With insects | Le Devoir

It started with flies this winter. Within days, big black flies had invaded the small house I rent. At first, I was worried that an animal had died outside and that the flies would come in droves, attracted by the rotting flesh. We looked around the house. Nothing. I read online that these types of flies hibernated in the windows and that as soon as the weather warmed up, the eggs would explode. That old houses like mine, full of cracks and crevices to crawl through, were their favorite place to get in. We killed hundreds of them.

Soon after, I began to notice, as I have every time the seasons change since I moved to this city, maple leaf bugs. They are quite beautiful, with red and black patterns on their backs. In previous years, I had seen a few, which I would catch and release outside. They would not last more than a week or two. These types of bugs do not sting, bite, or attack humans, plants, or animals—I had nothing to fear for my cats. I have a certain respect for insects, for their machinations which, I know, play a major role in the order of the world and the balance of nature.

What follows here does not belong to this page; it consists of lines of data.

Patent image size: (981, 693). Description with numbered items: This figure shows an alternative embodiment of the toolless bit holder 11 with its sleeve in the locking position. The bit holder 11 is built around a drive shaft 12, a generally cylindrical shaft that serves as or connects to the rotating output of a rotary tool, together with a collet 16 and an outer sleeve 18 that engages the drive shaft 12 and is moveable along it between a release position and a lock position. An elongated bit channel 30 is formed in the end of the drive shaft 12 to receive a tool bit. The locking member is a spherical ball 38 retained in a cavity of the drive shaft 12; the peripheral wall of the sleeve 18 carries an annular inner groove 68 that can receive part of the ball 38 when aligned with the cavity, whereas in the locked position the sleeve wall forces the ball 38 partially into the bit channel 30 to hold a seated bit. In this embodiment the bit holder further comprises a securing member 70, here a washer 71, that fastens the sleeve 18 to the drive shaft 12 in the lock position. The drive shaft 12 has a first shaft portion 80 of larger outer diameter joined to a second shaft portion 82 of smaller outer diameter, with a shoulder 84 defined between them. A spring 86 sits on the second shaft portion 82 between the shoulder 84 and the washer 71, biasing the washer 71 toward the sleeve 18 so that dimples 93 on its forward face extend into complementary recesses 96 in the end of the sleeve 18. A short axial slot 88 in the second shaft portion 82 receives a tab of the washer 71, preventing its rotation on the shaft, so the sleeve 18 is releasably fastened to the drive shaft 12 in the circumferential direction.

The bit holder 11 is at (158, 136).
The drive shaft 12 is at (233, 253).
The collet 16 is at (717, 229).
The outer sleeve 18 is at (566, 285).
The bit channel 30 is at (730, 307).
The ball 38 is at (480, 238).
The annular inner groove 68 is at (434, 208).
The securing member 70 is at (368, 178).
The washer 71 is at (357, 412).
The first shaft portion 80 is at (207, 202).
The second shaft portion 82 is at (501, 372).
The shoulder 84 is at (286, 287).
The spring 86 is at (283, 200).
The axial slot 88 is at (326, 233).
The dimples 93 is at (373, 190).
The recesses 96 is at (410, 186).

But this year, I wasn’t up to the task. There were always more. I found them in my bed, in my milk frother. A dead one in my spices. They were everywhere. Then one day, when I came home, I noticed a hole in my doorstep. Out of the hole, nearly a hundred bedbugs were swarming. A black and red tornado. I think I screamed. I took a video to send to my landlord. A few days later, an exterminator came and told us that the insect infestations in the area were unprecedented. Blame it on climate change, which is disrupting the seasons, he said, sounding a little overwhelmed by the situation. He sprayed a chemical in the house one weekend when I was out of town, and when I came back, there were hundreds of dead bedbugs on my balcony. They lived in the walls, in the cracks, and the chemical had pulled them out of hiding. Feeling guilty at the carnage, I swept them all into the little patch of flowers in front of my house, telling myself that at least they would feed the earth.

***

I remembered my twenties in Montreal, my first apartment and the bedbug infestations. The discarded mattresses and bags of clothes. We, young, penniless students in a squalid apartment, constantly living in the fumes of probably harmful chemicals to try to eradicate the bedbugs, but they always resurfaced. My body had been ravaged by bites.

***

I continued to see a lot of insects, even after the exterminator came. Two weeks ago, from the living room, I heard a strange “plop.” A huge beetle fell from somewhere into my stairwell, on its back, its legs in the air. I picked it up with a sheet of paper to get it out, and I went upstairs, hesitant. Where had it fallen from like that? Were there going to be dozens of other beetles? I didn’t see any others, and I wasn’t reassured. The day before yesterday, while picking up a book from my overstuffed bookcase, I moved a row to reach another one. On the shelf was a large, almost mummified moth. I looked at its hairy body, its black eyes, the drawings on its wings. Such a graceful insect. I threw it away, not without feeling my heart sink. I wondered why it had remained trapped between my books. I felt like I should have given him a farewell ceremony.

I am anxious these days before going to bed. Around me, couples are breaking up, friendships are falling apart, work conflicts are thickening. I try to find beauty, lightness. I am invaded by insects and I would like to find a way to coexist with them that is not harmful. I read in their persistence in coming to my house a sign that is not entirely readable. There is a hermeneutic to unfold there. I wonder how to take better care of all forms of life, how to better give thanks for the fragility of things, especially those that we do not understand.